For years, scientists have sought to create a human artificial ovary, restoring fertility in patients without other options. The first cellular map of a human ovary, recently developed at the University of Michigan, Ann Arbor, represents a big leap forward in that quest.
“You cannot build something if you don’t have the blueprint,” said biomedical engineer Ariella Shikanov, PhD, associate professor at University of Michigan, who helped create what she and colleagues call an atlas of the ovary. “By creating a map or an atlas, we can now follow what nature created and engineer the building blocks of an ovary — and build a nature-like structure.”
So far, the concept of an artificial ovary has been successful only in mice, with the development of a 3D-printed prosthetic ovary that enabled sterilized mice to have pups. Researchers hope that artificial human ovary technology could someday help women left infertile after cancer treatment, as well as patients who don›t respond to fertility treatments and those with premature ovarian failure.
But Dr. Shikanov believes this research will go even further, providing a valuable resource to scientists studying diseases and other conditions related to the ovary.
“Whenever people think about the ovary, if they think about it at all, they usually think about fertility,” said Dr. Shikanov. The ovary is so much more.
Besides producing and carrying a woman’s unfertilized eggs during her lifetime, the ovary is also responsible for endocrine function — the production of estrogen and progesterone, which in addition to supporting reproductive health, help maintain a woman’s cardiovascular, bone, and mental health.
“We don’t really understand everything that is happening in the ovary yet,” Dr. Shikanov said. “But we know it is an important organ.”
Mapping the Ovary
Because people don’t typically donate their ovaries, there are not many available for research, especially from younger reproductive age women, said Dr. Shikanov. So, the scientists set out to build a resource. They described their work in Science Advances.
To create their atlas, the researchers studied two premenopausal donor ovaries, profiling 18,000 genes in 257 regions. From three additional donor ovaries, they also generated single-cell RNA sequencing data for 21,198 cells.
“We identified four major cell types and four immune cell subtypes in the ovary,” said Dr. Shikanov. Taking samples from different areas of the ovary revealed distinct gene activities for oocytes, theca cells, and granulosa cells — expanding scientists’ understanding of the molecular programs driving ovarian follicle development.
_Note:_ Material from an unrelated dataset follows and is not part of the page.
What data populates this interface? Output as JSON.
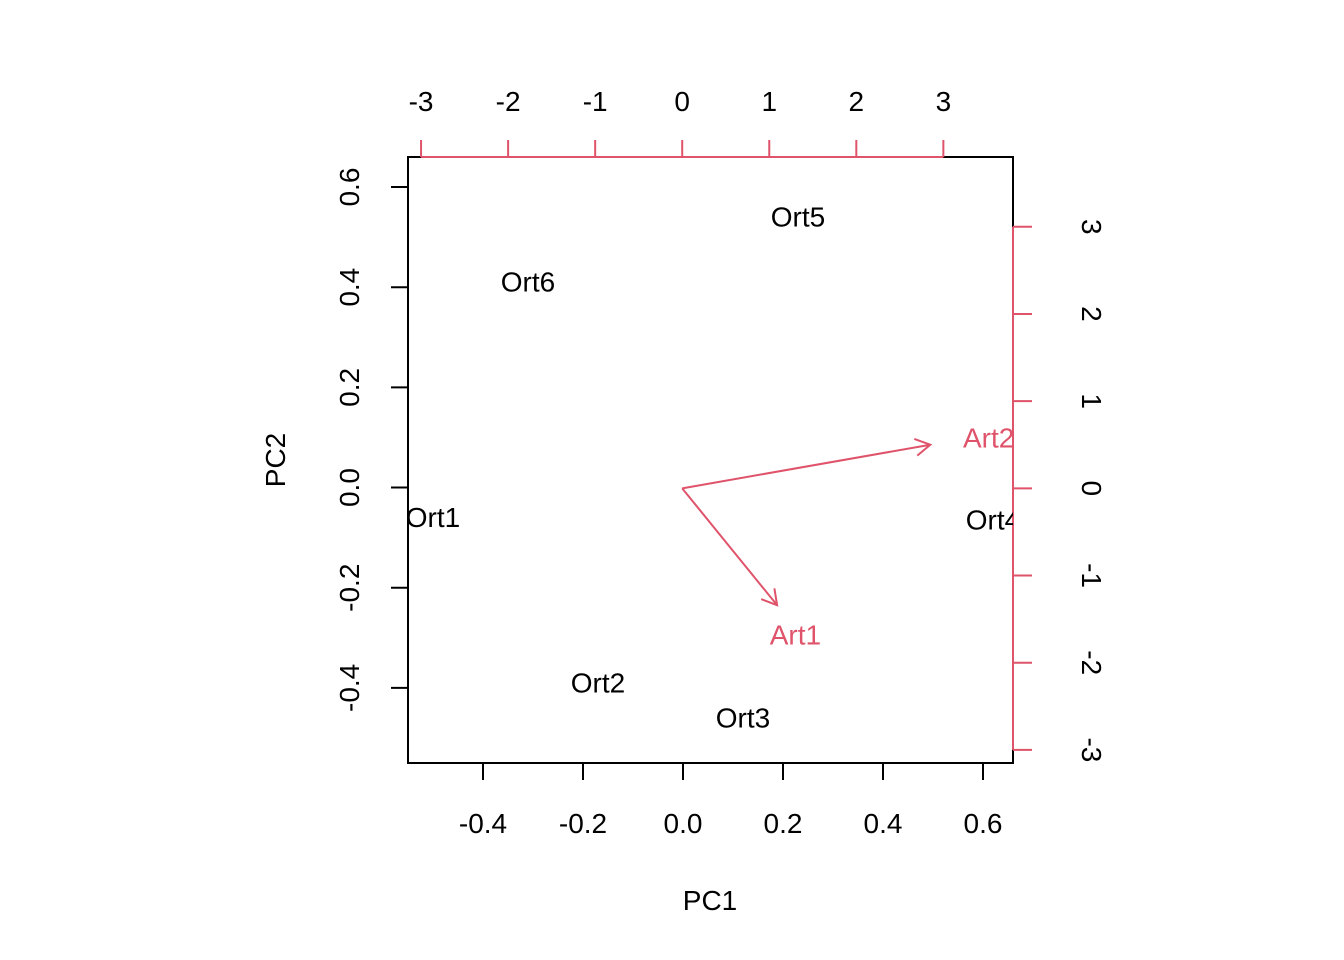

What’s unique about their work is the focus on both single cell and spatial analysis, said study coauthor Jun Z. Li, PhD, associate chair of the University of Michigan’s department of computational medicine and bioinformatics. Specifically, they used a relatively new method called spatial transcriptomics, which allows them to see which genes are being activated and where.
“We are constructing the spatial arrangement of the cells in the ovary,” said Dr. Li. “This spatial analysis is like saying, ‘Let me look at where you are and who your neighbor is.’ ”
Their findings are built on other genetic and cellular research in the field, Dr. Li noted. Biomedical engineers in other areas of medicine are applying similar technologies to other organs including the heart, the breast, and bone — part of a larger project called the Human Cell Atlas.